百鬼丸の悲しき姿を見て、必ず生かし育てると育てる事を決意。
イタチ
火袋の子分。のち主領を裏切り、その座を奪う。
醍醐景光(だいごかげみつ)
自分の出世のために、我が子のからだまで魔人たちに売る非常な武士。後に領主となる。
縫の方(ぬいのかた
醍醐景光の妻。体中のあらゆるものを失った赤子を育てようとするが主人の醍醐景光の出世の為に育てるのを諦め、川に流す。
どろろのストーリー
どろろは壮大なストーリーなのだが全19話と少ない。1話に込められた内容が濃いため全部読んで振り返った時にたった19話だったのか?と驚く程濃密です。まだ読んだことない方はぜひ最後まで読んで欲しい作品です。
全19話で構成されています。
週刊少年サンデー連載作品
第一話 発端の巻 1967/8/27
漫画どろろの序章。嵐の中、地獄堂で、ひとり魔物に向かって祈りをささげる醍醐景光。 そこに棲む48匹の魔物、天下を取るために間もなく生まれる我が子のからだを生贄に捧げる。。。そして生まれてきた子どもは、、、、
第二話 百鬼丸の巻 1967/08/27-1966/09/24
戦乱の世を旅する少年・百鬼丸と百鬼丸に助けられた泥棒少年・どろろ。二人の旅路がはじまった。

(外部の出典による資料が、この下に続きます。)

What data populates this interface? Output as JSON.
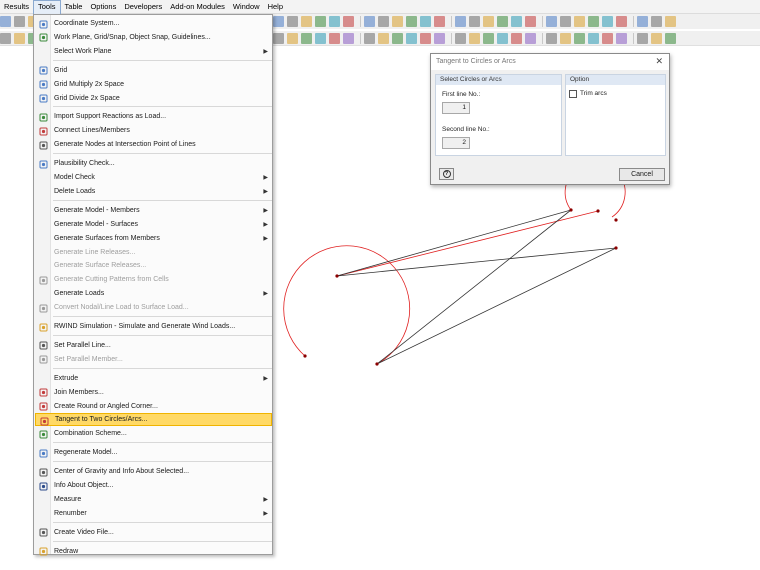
{
  "menubar": {
    "items": [
      "Results",
      "Tools",
      "Table",
      "Options",
      "Developers",
      "Add-on Modules",
      "Window",
      "Help"
    ],
    "active": "Tools"
  },
  "tools_menu": {
    "items": [
      {
        "label": "Coordinate System...",
        "icon": "coordinate-system-icon",
        "submenu": false,
        "disabled": false
      },
      {
        "label": "Work Plane, Grid/Snap, Object Snap, Guidelines...",
        "icon": "work-plane-icon",
        "submenu": false,
        "disabled": false
      },
      {
        "label": "Select Work Plane",
        "icon": "",
        "submenu": true,
        "disabled": false
      },
      {
        "label": "Grid",
        "icon": "grid-icon",
        "submenu": false,
        "disabled": false
      },
      {
        "label": "Grid Multiply 2x Space",
        "icon": "grid-multiply-icon",
        "submenu": false,
        "disabled": false
      },
      {
        "label": "Grid Divide 2x Space",
        "icon": "grid-divide-icon",
        "submenu": false,
        "disabled": false
      },
      {
        "label": "Import Support Reactions as Load...",
        "icon": "import-reactions-icon",
        "submenu": false,
        "disabled": false
      },
      {
        "label": "Connect Lines/Members",
        "icon": "connect-lines-icon",
        "submenu": false,
        "disabled": false
      },
      {
        "label": "Generate Nodes at Intersection Point of Lines",
        "icon": "intersection-nodes-icon",
        "submenu": false,
        "disabled": false
      },
      {
        "label": "Plausibility Check...",
        "icon": "plausibility-check-icon",
        "submenu": false,
        "disabled": false
      },
      {
        "label": "Model Check",
        "icon": "",
        "submenu": true,
        "disabled": false
      },
      {
        "label": "Delete Loads",
        "icon": "",
        "submenu": true,
        "disabled": false
      },
      {
        "label": "Generate Model - Members",
        "icon": "",
        "submenu": true,
        "disabled": false
      },
      {
        "label": "Generate Model - Surfaces",
        "icon": "",
        "submenu": true,
        "disabled": false
      },
      {
        "label": "Generate Surfaces from Members",
        "icon": "",
        "submenu": true,
        "disabled": false
      },
      {
        "label": "Generate Line Releases...",
        "icon": "",
        "submenu": false,
        "disabled": true
      },
      {
        "label": "Generate Surface Releases...",
        "icon": "",
        "submenu": false,
        "disabled": true
      },
      {
        "label": "Generate Cutting Patterns from Cells",
        "icon": "cutting-patterns-icon",
        "submenu": false,
        "disabled": true
      },
      {
        "label": "Generate Loads",
        "icon": "",
        "submenu": true,
        "disabled": false
      },
      {
        "label": "Convert Nodal/Line Load to Surface Load...",
        "icon": "convert-load-icon",
        "submenu": false,
        "disabled": true
      },
      {
        "label": "RWIND Simulation - Simulate and Generate Wind Loads...",
        "icon": "rwind-icon",
        "submenu": false,
        "disabled": false
      },
      {
        "label": "Set Parallel Line...",
        "icon": "parallel-line-icon",
        "submenu": false,
        "disabled": false
      },
      {
        "label": "Set Parallel Member...",
        "icon": "parallel-member-icon",
        "submenu": false,
        "disabled": true
      },
      {
        "label": "Extrude",
        "icon": "",
        "submenu": true,
        "disabled": false
      },
      {
        "label": "Join Members...",
        "icon": "join-members-icon",
        "submenu": false,
        "disabled": false
      },
      {
        "label": "Create Round or Angled Corner...",
        "icon": "round-corner-icon",
        "submenu": false,
        "disabled": false
      },
      {
        "label": "Tangent to Two Circles/Arcs...",
        "icon": "tangent-circles-icon",
        "submenu": false,
        "disabled": false,
        "highlighted": true
      },
      {
        "label": "Combination Scheme...",
        "icon": "combination-scheme-icon",
        "submenu": false,
        "disabled": false
      },
      {
        "label": "Regenerate Model...",
        "icon": "regenerate-icon",
        "submenu": false,
        "disabled": false
      },
      {
        "label": "Center of Gravity and Info About Selected...",
        "icon": "center-of-gravity-icon",
        "submenu": false,
        "disabled": false
      },
      {
        "label": "Info About Object...",
        "icon": "info-icon",
        "submenu": false,
        "disabled": false
      },
      {
        "label": "Measure",
        "icon": "",
        "submenu": true,
        "disabled": false
      },
      {
        "label": "Renumber",
        "icon": "",
        "submenu": true,
        "disabled": false
      },
      {
        "label": "Create Video File...",
        "icon": "video-icon",
        "submenu": false,
        "disabled": false
      },
      {
        "label": "Redraw",
        "icon": "redraw-icon",
        "submenu": false,
        "disabled": false
      }
    ]
  },
  "dialog": {
    "title": "Tangent to Circles or Arcs",
    "group_select": "Select Circles or Arcs",
    "first_line_label": "First line No.:",
    "first_line_value": "1",
    "second_line_label": "Second line No.:",
    "second_line_value": "2",
    "group_option": "Option",
    "trim_arcs_label": "Trim arcs",
    "trim_arcs_checked": false,
    "help_icon": "help-icon",
    "cancel_label": "Cancel"
  },
  "colors": {
    "arc_red": "#e02020",
    "tangent_line": "#333333",
    "menu_highlight": "#ffd966"
  }
}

第三話 法師の巻 1967/10/01-1967/10/08
第四話 金小僧の巻 1967/10/15-1967/10/29
第五話 万代の巻 1967/10/29-1967/11/12
第六話 人面瘡の巻 1967/11/12-1967/11/26
第七話 無残帳の巻 1967/11/26-1967/12/10
第八話 妖刀の巻 1967/12/17-1968/01/01
第九話 ばんもんの巻 1968/01/07-1968/02/18
第十話 白面不動の巻 1968/02/25-1968/03/31
第十一話 鯖目の巻 1968/04/7-1968/05/05
第十二話 地獄変の巻 1968/05/12-1968/06/02
第十三話 二ひきのサメの巻 1968/03/31-1968/06/16
第十四話 しらぬいの巻 1968/06/23-1968/07/07
第十五話 無情岬の巻 1968/07/07-1968/07/21
冒険王連載作品
第十六話 ミドロの巻 1969/07
第十七話 どんぶりばらの巻 1969/08
第十八話 四化入道の巻 1969/09
第十九話 ぬえの巻 1969/10
どろろの最終話となる。ふたりの冒険の終わりをぜひ見て欲しい。切なくとも二人らしいラストになんとも言えない気持ちになるはずだ。
どろろはコミック版、文庫版どちらがいい??
どろろはコミック版と文庫版の2種類がある。
大きな違いとしては、
・コミック版は全4巻・文庫版は全3巻
・コミック版は全部白黒・文庫版は一部カラーあり
・コミック版はふりがな有り、文庫版はふりがななし
どちらも良さがある。
コミック版は文庫版より大きいので文庫版より迫力がある画が楽しめ、ふりがながふってあるので小さな子どもでも読みやすい。
例えば、1巻の1話のあるページを見比べて欲しい。
コミック版と比較し、一部カラーページがある文庫版はコミック版と違った楽しみがある。
ただ、ふりがながなく漫画本自体が小さいので子どもには読みにくくなっている。
以上、【マンガ】どろろの魅力と全身のあらゆる部位を失った百鬼丸の悲しき運命でした。
最後までお読みいただきありがとうございました。